Epigenetically Inherited Mutation Rates Predicted to Maximize Adaptation Rates
Ram, Y.; Pilpel, Y. T.; Lobinska, G. A.
Show abstract
Mutation rate plays an important role in adaptive evolution due to its effect on the rate of appearance of both beneficial and deleterious mutations and is therefore subject to second-order selection. The mutation rate varies between and within species and populations, increases under some stresses, and can be modified by mutator and anti-mutator alleles. It may also vary among genetically identical individuals: empirical evidence from bacteria suggests that the mutation rate can be affected by translation errors and expression noise in various proteins. Importantly, this non-genetic variation may be heritable via a transgenerational epigenetic mode of inheritance, giving rise to mutator phenotype switching that is independent from mutator alleles. Here we investigate mathematically how the rate of adaptive evolution on rugged, complex fitness landscapes is affected by the rate of mutation rate phenotype switching. Motivated by recent experimental results of mutation rate variation, we model an asexual population with two mutation rate phenotypes, non-mutator and mutator. An offspring may switch from its parental phenotype to the other phenotype.
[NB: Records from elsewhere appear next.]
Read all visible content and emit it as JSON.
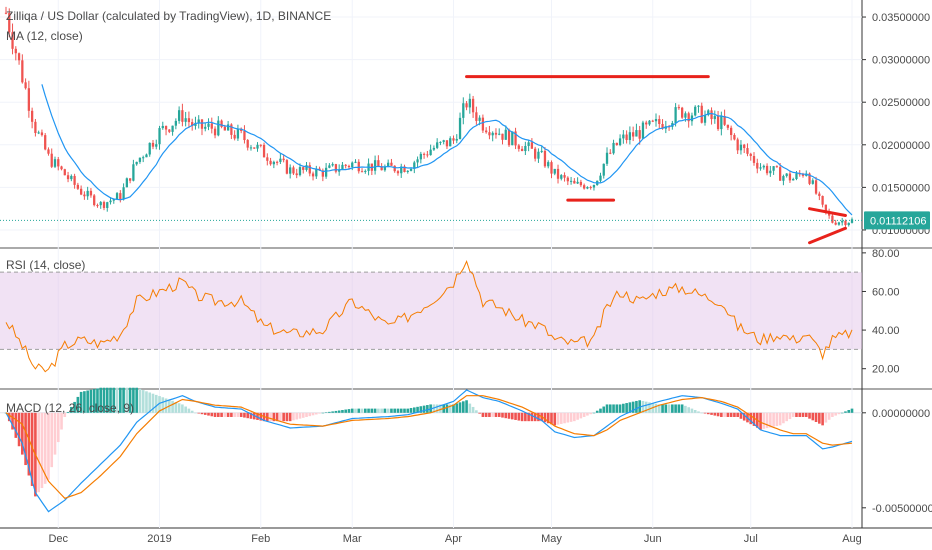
{
  "header": {
    "symbol_title": "Zilliqa / US Dollar (calculated by TradingView), 1D, BINANCE",
    "ma_label": "MA (12, close)",
    "rsi_label": "RSI (14, close)",
    "macd_label": "MACD (12, 26, close, 9)"
  },
  "current_price_label": "0.01112106",
  "colors": {
    "up_candle": "#26a69a",
    "down_candle": "#ef5350",
    "ma_line": "#2196f3",
    "rsi_line": "#f57c00",
    "rsi_band": "#e1bee7",
    "macd_line": "#2196f3",
    "signal_line": "#f57c00",
    "annotation": "#e8221b",
    "price_tag": "#26a69a"
  },
  "chart_data": [
    {
      "type": "candlestick",
      "title": "Zilliqa / US Dollar (calculated by TradingView), 1D, BINANCE",
      "overlay": "MA (12, close)",
      "y_ticks": [
        "0.03500000",
        "0.03000000",
        "0.02500000",
        "0.02000000",
        "0.01500000",
        "0.01000000"
      ],
      "ylim": [
        0.008,
        0.037
      ],
      "x_ticks": [
        "Dec",
        "2019",
        "Feb",
        "Mar",
        "Apr",
        "May",
        "Jun",
        "Jul",
        "Aug"
      ],
      "last_price": 0.01112106,
      "close_path": [
        [
          "2018-11-15",
          0.0355
        ],
        [
          "2018-11-20",
          0.028
        ],
        [
          "2018-11-24",
          0.022
        ],
        [
          "2018-11-28",
          0.0185
        ],
        [
          "2018-12-03",
          0.0165
        ],
        [
          "2018-12-08",
          0.0145
        ],
        [
          "2018-12-14",
          0.013
        ],
        [
          "2018-12-20",
          0.014
        ],
        [
          "2018-12-25",
          0.018
        ],
        [
          "2019-01-01",
          0.0215
        ],
        [
          "2019-01-08",
          0.0235
        ],
        [
          "2019-01-12",
          0.022
        ],
        [
          "2019-01-18",
          0.022
        ],
        [
          "2019-01-26",
          0.021
        ],
        [
          "2019-02-02",
          0.019
        ],
        [
          "2019-02-10",
          0.017
        ],
        [
          "2019-02-20",
          0.0168
        ],
        [
          "2019-03-01",
          0.0178
        ],
        [
          "2019-03-12",
          0.0172
        ],
        [
          "2019-03-18",
          0.0175
        ],
        [
          "2019-03-25",
          0.0195
        ],
        [
          "2019-04-01",
          0.0205
        ],
        [
          "2019-04-05",
          0.025
        ],
        [
          "2019-04-10",
          0.0225
        ],
        [
          "2019-04-15",
          0.0215
        ],
        [
          "2019-04-22",
          0.02
        ],
        [
          "2019-04-28",
          0.0185
        ],
        [
          "2019-05-02",
          0.0165
        ],
        [
          "2019-05-08",
          0.0152
        ],
        [
          "2019-05-14",
          0.0155
        ],
        [
          "2019-05-18",
          0.0185
        ],
        [
          "2019-05-22",
          0.0205
        ],
        [
          "2019-05-28",
          0.0215
        ],
        [
          "2019-06-03",
          0.0225
        ],
        [
          "2019-06-10",
          0.024
        ],
        [
          "2019-06-16",
          0.0235
        ],
        [
          "2019-06-22",
          0.0225
        ],
        [
          "2019-06-27",
          0.02
        ],
        [
          "2019-07-04",
          0.0175
        ],
        [
          "2019-07-10",
          0.0165
        ],
        [
          "2019-07-14",
          0.016
        ],
        [
          "2019-07-18",
          0.017
        ],
        [
          "2019-07-23",
          0.0125
        ],
        [
          "2019-07-26",
          0.011
        ],
        [
          "2019-08-01",
          0.0111
        ]
      ]
    },
    {
      "type": "line",
      "title": "RSI (14, close)",
      "y_ticks": [
        "80.00",
        "60.00",
        "40.00",
        "20.00"
      ],
      "ylim": [
        10,
        82
      ],
      "band": [
        30,
        70
      ],
      "series": [
        {
          "name": "RSI (14, close)",
          "points": [
            [
              "2018-11-15",
              45
            ],
            [
              "2018-11-20",
              32
            ],
            [
              "2018-11-24",
              20
            ],
            [
              "2018-11-28",
              19
            ],
            [
              "2018-12-03",
              32
            ],
            [
              "2018-12-08",
              35
            ],
            [
              "2018-12-14",
              33
            ],
            [
              "2018-12-20",
              38
            ],
            [
              "2018-12-25",
              55
            ],
            [
              "2019-01-01",
              60
            ],
            [
              "2019-01-08",
              65
            ],
            [
              "2019-01-12",
              58
            ],
            [
              "2019-01-18",
              55
            ],
            [
              "2019-01-26",
              55
            ],
            [
              "2019-02-02",
              42
            ],
            [
              "2019-02-10",
              38
            ],
            [
              "2019-02-20",
              40
            ],
            [
              "2019-03-01",
              55
            ],
            [
              "2019-03-12",
              42
            ],
            [
              "2019-03-18",
              47
            ],
            [
              "2019-03-25",
              55
            ],
            [
              "2019-04-01",
              65
            ],
            [
              "2019-04-05",
              78
            ],
            [
              "2019-04-10",
              55
            ],
            [
              "2019-04-15",
              52
            ],
            [
              "2019-04-22",
              45
            ],
            [
              "2019-04-28",
              42
            ],
            [
              "2019-05-02",
              35
            ],
            [
              "2019-05-08",
              33
            ],
            [
              "2019-05-14",
              35
            ],
            [
              "2019-05-18",
              52
            ],
            [
              "2019-05-22",
              60
            ],
            [
              "2019-05-28",
              55
            ],
            [
              "2019-06-03",
              60
            ],
            [
              "2019-06-10",
              62
            ],
            [
              "2019-06-16",
              58
            ],
            [
              "2019-06-22",
              55
            ],
            [
              "2019-06-27",
              42
            ],
            [
              "2019-07-04",
              35
            ],
            [
              "2019-07-10",
              38
            ],
            [
              "2019-07-14",
              35
            ],
            [
              "2019-07-18",
              38
            ],
            [
              "2019-07-23",
              28
            ],
            [
              "2019-07-26",
              35
            ],
            [
              "2019-08-01",
              39
            ]
          ]
        }
      ]
    },
    {
      "type": "line",
      "title": "MACD (12, 26, close, 9)",
      "y_ticks": [
        "0.00000000",
        "-0.00500000"
      ],
      "ylim": [
        -0.0058,
        0.0012
      ],
      "series": [
        {
          "name": "MACD",
          "points": [
            [
              "2018-11-15",
              0.0
            ],
            [
              "2018-11-20",
              -0.0016
            ],
            [
              "2018-11-24",
              -0.0042
            ],
            [
              "2018-11-28",
              -0.0052
            ],
            [
              "2018-12-03",
              -0.0046
            ],
            [
              "2018-12-08",
              -0.0037
            ],
            [
              "2018-12-14",
              -0.0027
            ],
            [
              "2018-12-20",
              -0.0017
            ],
            [
              "2018-12-25",
              -0.0005
            ],
            [
              "2019-01-01",
              0.0005
            ],
            [
              "2019-01-08",
              0.0009
            ],
            [
              "2019-01-12",
              0.0006
            ],
            [
              "2019-01-18",
              0.0003
            ],
            [
              "2019-01-26",
              0.0002
            ],
            [
              "2019-02-02",
              -0.0004
            ],
            [
              "2019-02-10",
              -0.0008
            ],
            [
              "2019-02-20",
              -0.0007
            ],
            [
              "2019-03-01",
              -0.0003
            ],
            [
              "2019-03-12",
              -0.0002
            ],
            [
              "2019-03-18",
              -0.0001
            ],
            [
              "2019-03-25",
              0.0002
            ],
            [
              "2019-04-01",
              0.0006
            ],
            [
              "2019-04-05",
              0.0012
            ],
            [
              "2019-04-10",
              0.0008
            ],
            [
              "2019-04-15",
              0.0006
            ],
            [
              "2019-04-22",
              0.0001
            ],
            [
              "2019-04-28",
              -0.0004
            ],
            [
              "2019-05-02",
              -0.001
            ],
            [
              "2019-05-08",
              -0.0013
            ],
            [
              "2019-05-14",
              -0.0012
            ],
            [
              "2019-05-18",
              -0.0007
            ],
            [
              "2019-05-22",
              -0.0002
            ],
            [
              "2019-05-28",
              0.0003
            ],
            [
              "2019-06-03",
              0.0006
            ],
            [
              "2019-06-10",
              0.0009
            ],
            [
              "2019-06-16",
              0.0008
            ],
            [
              "2019-06-22",
              0.0005
            ],
            [
              "2019-06-27",
              0.0002
            ],
            [
              "2019-07-04",
              -0.0009
            ],
            [
              "2019-07-10",
              -0.0012
            ],
            [
              "2019-07-14",
              -0.0012
            ],
            [
              "2019-07-18",
              -0.0012
            ],
            [
              "2019-07-23",
              -0.0019
            ],
            [
              "2019-07-26",
              -0.0018
            ],
            [
              "2019-08-01",
              -0.0015
            ]
          ]
        },
        {
          "name": "Signal",
          "points": [
            [
              "2018-11-15",
              0.0
            ],
            [
              "2018-11-20",
              -0.0006
            ],
            [
              "2018-11-24",
              -0.0022
            ],
            [
              "2018-11-28",
              -0.0036
            ],
            [
              "2018-12-03",
              -0.0045
            ],
            [
              "2018-12-08",
              -0.0042
            ],
            [
              "2018-12-14",
              -0.0033
            ],
            [
              "2018-12-20",
              -0.0023
            ],
            [
              "2018-12-25",
              -0.0011
            ],
            [
              "2019-01-01",
              0.0001
            ],
            [
              "2019-01-08",
              0.0007
            ],
            [
              "2019-01-12",
              0.0006
            ],
            [
              "2019-01-18",
              0.0004
            ],
            [
              "2019-01-26",
              0.0003
            ],
            [
              "2019-02-02",
              -0.0002
            ],
            [
              "2019-02-10",
              -0.0006
            ],
            [
              "2019-02-20",
              -0.0007
            ],
            [
              "2019-03-01",
              -0.0004
            ],
            [
              "2019-03-12",
              -0.0003
            ],
            [
              "2019-03-18",
              -0.0002
            ],
            [
              "2019-03-25",
              0.0
            ],
            [
              "2019-04-01",
              0.0004
            ],
            [
              "2019-04-05",
              0.0009
            ],
            [
              "2019-04-10",
              0.0009
            ],
            [
              "2019-04-15",
              0.0007
            ],
            [
              "2019-04-22",
              0.0003
            ],
            [
              "2019-04-28",
              -0.0002
            ],
            [
              "2019-05-02",
              -0.0007
            ],
            [
              "2019-05-08",
              -0.0011
            ],
            [
              "2019-05-14",
              -0.0012
            ],
            [
              "2019-05-18",
              -0.0009
            ],
            [
              "2019-05-22",
              -0.0004
            ],
            [
              "2019-05-28",
              0.0
            ],
            [
              "2019-06-03",
              0.0004
            ],
            [
              "2019-06-10",
              0.0007
            ],
            [
              "2019-06-16",
              0.0008
            ],
            [
              "2019-06-22",
              0.0006
            ],
            [
              "2019-06-27",
              0.0003
            ],
            [
              "2019-07-04",
              -0.0005
            ],
            [
              "2019-07-10",
              -0.0009
            ],
            [
              "2019-07-14",
              -0.0011
            ],
            [
              "2019-07-18",
              -0.0011
            ],
            [
              "2019-07-23",
              -0.0016
            ],
            [
              "2019-07-26",
              -0.0017
            ],
            [
              "2019-08-01",
              -0.0016
            ]
          ]
        }
      ]
    }
  ],
  "annotations": {
    "resistance": {
      "from": [
        "2019-04-05",
        0.028
      ],
      "to": [
        "2019-06-18",
        0.028
      ]
    },
    "support": {
      "from": [
        "2019-05-06",
        0.0135
      ],
      "to": [
        "2019-05-20",
        0.0135
      ]
    },
    "wedge_upper": {
      "from": [
        "2019-07-19",
        0.0125
      ],
      "to": [
        "2019-07-30",
        0.0117
      ]
    },
    "wedge_lower": {
      "from": [
        "2019-07-19",
        0.0085
      ],
      "to": [
        "2019-07-30",
        0.0102
      ]
    }
  }
}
Thus, the mutation rate can be interpreted as a genetically inherited trait when the switching rate is low, as an epigenetically inherited trait when the switching rate is intermediate, or as a randomly determined trait when the switching rate is high. We find that intermediate switching rates maximize the rate of adaptation on rugged fitness landscapes. This is because an intermediate switching rate can maintain within the same individuals both a mutator phenotype and pre-existing mutations, a combination that facilitates the crossing of fitness valleys. Further, intermediate switching rates allow the population to quickly revert to a low mutation rate after adaptation is achieved, avoiding the accumulation of deleterious mutations linked to mutator alleles. Our results rationalize recently observed noise in the expression of proteins that affect the mutation rate and suggest that non-genetic inheritance of this phenotype may facilitate evolutionary adaptive processes.